Document Type
Essay
Source
Avidly: A Channel of The Los Angeles Review of Books
Publication Date
7-6-2017
Department
Literature and Languages
Abstract
This year, those of us who work in college classrooms kicked off our semesters with the spectacle of Trump’s inauguration: its bluffed militarism, its dark vision, its citation, in effect, of Bane, from the Batman dystopia The Dark Knight Rises. Everything about the inauguration presaged the bitter, disputatious, spectacle-driven manias that have come to mark the 45th Presidency. It was clear, on that grey January day, that dystopia was newly in vogue as he intoned: Mothers and children trapped in poverty in our inner cities, rusted out factories scattered like tombstones across the landscape of our nation. We all bleed the same red blood of patriots.
By pointing out the dystopian stylistics of the inauguration, I don’t mean to suggest some reality of a utopian “before.” The U.S. has always been a brutal, unpleasant place for many; a nation built as much on the mythos of the founding fathers as on violence, brutality, and the systematic and continued valuation of some lives over others.
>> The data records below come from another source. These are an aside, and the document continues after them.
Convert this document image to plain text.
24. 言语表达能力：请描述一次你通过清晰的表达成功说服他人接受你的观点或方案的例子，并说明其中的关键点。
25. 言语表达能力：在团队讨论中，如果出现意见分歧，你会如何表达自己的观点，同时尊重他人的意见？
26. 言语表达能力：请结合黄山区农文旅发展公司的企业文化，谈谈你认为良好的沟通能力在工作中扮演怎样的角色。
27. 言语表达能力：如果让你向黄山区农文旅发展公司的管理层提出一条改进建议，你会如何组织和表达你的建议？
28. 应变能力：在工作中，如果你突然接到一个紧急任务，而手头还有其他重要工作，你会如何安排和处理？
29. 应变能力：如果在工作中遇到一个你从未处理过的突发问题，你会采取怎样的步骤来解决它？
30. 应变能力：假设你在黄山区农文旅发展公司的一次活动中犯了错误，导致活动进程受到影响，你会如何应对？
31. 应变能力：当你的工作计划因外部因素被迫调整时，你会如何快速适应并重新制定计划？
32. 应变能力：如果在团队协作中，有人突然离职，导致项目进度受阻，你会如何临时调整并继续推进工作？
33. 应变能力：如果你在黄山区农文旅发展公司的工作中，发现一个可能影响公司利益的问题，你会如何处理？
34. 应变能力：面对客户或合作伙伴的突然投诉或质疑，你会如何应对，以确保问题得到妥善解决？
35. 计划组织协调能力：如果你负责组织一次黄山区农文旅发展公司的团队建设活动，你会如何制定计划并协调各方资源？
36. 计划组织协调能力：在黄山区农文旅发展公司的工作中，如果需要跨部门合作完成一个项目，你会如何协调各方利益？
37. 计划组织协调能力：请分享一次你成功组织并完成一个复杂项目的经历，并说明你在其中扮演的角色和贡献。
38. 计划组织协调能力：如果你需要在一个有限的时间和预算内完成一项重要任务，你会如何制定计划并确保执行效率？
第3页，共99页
What I mean to suggest, to the contrary, is that especially for those of us who regularly teach and study literary dystopias, the patterned qualities of this genre have suddenly leapt off the page in an almost cartoonish fashion. As a literature professor, this has proven both a challenge and an opportunity in the classroom. Teaching my course on children’s literature last winter, I wondered what kinds of thinking about literary dystopias we might be able to accomplish while living through a form of dystopia ourselves.